Al Jazeera says in a recent article that both U.S. and Egyptian Special Forces are providing training to the rebel groups at a secret facility in eastern Libya.  This adds greater clarity to the insistence on the part of the Obama administration that the current leader of Libya, Moammar Gadhafi, be forced from office.  The U.S. wants a compliant regime in control of this oil-rich North African state of more than 6 million people.

Egypt’s military receives in excess of $1.5 billion a year from the U.S. for training, equipment and cooperation with Washington. An unidentified rebel fighter described being trained in military techniques by U.S. and Egyptian military forces.

“He told us that Thursday night (March 31) a new shipment of Katyusha rockets had been sent into eastern Libya from Egypt.  He didn’t say they were sourced from Egypt, but that was their route through.  He said these were state-of-the-art, heat-seeking rockets and that they need to be trained on how to use them, which was one of the things the American and Egyptian special forces were there to do.” (Al Jazeera, April 4)

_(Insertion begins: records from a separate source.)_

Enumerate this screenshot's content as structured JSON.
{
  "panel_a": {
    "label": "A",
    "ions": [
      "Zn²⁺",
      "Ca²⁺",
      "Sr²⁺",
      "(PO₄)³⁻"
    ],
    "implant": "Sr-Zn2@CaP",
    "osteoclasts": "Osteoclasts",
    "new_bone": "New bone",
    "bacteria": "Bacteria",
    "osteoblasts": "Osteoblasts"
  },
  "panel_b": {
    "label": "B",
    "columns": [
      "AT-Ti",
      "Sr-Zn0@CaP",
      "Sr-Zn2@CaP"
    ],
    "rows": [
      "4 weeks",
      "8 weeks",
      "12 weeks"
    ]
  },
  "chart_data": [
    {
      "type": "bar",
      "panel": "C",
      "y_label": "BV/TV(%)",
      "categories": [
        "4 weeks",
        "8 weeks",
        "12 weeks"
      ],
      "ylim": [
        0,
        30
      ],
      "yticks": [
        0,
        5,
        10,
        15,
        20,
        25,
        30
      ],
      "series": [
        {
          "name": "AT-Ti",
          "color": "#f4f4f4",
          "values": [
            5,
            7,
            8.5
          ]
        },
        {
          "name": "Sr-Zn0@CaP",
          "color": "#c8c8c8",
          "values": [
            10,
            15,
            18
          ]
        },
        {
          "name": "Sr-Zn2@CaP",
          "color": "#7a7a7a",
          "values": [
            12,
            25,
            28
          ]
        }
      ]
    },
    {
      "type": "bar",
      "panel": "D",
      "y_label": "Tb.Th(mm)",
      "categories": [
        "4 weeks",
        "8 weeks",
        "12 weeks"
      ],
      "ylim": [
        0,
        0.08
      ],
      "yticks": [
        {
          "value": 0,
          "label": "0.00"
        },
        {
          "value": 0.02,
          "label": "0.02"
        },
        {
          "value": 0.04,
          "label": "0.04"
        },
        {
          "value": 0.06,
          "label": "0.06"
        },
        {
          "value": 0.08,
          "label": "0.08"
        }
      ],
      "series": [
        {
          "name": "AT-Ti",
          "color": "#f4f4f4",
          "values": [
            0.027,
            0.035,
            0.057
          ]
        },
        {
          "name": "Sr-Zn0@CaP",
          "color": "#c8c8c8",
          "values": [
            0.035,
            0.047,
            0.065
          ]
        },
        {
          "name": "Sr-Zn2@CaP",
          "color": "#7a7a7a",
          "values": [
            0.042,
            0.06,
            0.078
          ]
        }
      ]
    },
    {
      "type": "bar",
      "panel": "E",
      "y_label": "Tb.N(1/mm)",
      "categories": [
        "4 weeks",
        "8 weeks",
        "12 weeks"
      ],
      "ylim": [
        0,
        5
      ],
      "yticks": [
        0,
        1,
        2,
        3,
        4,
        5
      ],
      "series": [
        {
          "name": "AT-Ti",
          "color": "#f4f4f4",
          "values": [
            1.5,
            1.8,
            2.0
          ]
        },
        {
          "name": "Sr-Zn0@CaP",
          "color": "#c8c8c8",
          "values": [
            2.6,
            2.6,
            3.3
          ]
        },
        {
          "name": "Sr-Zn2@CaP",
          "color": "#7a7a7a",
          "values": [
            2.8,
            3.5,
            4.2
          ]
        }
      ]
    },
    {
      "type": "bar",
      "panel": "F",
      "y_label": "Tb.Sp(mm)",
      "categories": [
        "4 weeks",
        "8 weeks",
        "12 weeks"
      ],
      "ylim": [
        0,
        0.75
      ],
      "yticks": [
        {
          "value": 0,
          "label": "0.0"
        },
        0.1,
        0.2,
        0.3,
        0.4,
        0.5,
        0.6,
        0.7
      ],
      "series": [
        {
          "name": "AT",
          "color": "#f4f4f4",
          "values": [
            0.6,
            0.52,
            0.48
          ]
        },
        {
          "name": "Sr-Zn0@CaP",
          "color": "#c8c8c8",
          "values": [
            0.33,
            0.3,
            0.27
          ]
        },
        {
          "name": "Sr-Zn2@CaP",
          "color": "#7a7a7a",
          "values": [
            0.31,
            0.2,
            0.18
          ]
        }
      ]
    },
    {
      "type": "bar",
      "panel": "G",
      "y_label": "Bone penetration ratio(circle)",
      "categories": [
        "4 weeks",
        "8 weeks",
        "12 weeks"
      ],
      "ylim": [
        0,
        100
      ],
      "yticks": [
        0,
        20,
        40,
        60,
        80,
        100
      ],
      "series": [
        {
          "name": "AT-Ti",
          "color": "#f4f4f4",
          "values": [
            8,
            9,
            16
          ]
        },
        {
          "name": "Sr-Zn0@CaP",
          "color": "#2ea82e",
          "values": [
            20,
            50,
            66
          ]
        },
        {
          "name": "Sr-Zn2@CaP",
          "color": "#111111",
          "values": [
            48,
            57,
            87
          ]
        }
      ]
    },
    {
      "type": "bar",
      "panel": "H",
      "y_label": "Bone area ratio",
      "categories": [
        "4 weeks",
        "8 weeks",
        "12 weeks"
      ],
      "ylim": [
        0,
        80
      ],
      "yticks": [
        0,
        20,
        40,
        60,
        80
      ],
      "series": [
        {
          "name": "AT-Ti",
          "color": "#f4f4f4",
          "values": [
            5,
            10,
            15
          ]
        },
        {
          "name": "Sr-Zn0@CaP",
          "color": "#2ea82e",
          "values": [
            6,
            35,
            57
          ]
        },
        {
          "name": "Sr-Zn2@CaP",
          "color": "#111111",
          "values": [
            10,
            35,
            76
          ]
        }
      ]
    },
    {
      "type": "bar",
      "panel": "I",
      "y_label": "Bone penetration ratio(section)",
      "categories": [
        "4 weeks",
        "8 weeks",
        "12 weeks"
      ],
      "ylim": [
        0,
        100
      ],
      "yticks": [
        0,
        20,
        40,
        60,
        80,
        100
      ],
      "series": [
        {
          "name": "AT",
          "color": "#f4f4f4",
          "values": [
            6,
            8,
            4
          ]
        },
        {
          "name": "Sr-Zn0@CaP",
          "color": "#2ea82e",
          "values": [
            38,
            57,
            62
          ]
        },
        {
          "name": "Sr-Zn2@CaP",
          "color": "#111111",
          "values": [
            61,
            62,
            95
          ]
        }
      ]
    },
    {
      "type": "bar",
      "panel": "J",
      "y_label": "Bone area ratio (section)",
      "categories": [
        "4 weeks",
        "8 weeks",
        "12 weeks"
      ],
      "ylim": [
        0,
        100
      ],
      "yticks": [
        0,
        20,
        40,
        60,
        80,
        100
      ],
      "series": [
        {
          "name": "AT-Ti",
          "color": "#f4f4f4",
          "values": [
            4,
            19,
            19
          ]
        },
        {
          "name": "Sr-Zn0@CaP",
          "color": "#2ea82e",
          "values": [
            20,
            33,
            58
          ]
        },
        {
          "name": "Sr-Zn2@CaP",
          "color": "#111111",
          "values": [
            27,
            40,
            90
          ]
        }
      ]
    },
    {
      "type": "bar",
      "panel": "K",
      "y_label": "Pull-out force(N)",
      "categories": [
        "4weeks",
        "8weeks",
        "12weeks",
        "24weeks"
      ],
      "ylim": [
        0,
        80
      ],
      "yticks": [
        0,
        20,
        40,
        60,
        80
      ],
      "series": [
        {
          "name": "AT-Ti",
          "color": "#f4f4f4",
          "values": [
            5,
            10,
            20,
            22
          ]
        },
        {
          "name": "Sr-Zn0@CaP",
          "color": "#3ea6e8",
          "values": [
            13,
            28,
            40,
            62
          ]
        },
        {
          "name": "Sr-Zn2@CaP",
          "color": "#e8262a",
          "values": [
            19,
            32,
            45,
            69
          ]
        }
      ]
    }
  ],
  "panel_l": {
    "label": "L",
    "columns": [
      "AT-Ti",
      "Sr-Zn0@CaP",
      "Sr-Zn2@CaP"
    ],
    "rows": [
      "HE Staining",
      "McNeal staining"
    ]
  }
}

The fact that the rebel forces are receiving arms and training from U.S., British and Egyptian intelligence and military units illustrates the hypocrisy of the naval blockade being imposed on Libya, under the guise of an arms embargo.  The only arms embargo is against the Libyan government, while the imperialist states and their allies in the region are free to provide air and sea support for the rebels.

While Al Jazeera has been supportive of the military and political campaign against the Libyan government, it was forced to admit on April 4 that “since the rebels appear to be receiving covert support in terms of weaponry and training, it is not surprising that they are not inclined to criticize NATO openly.”

U.S. cover story falls apart

The Obama administration claims it does not know who the so-called “rebels” are in Libya. But Khalifa Haftar, officially appointed leader of the military campaign against the Libyan government, has for many years been financed and supported by the CIA. For two decades he lived in Virginia near CIA headquarters in Langley.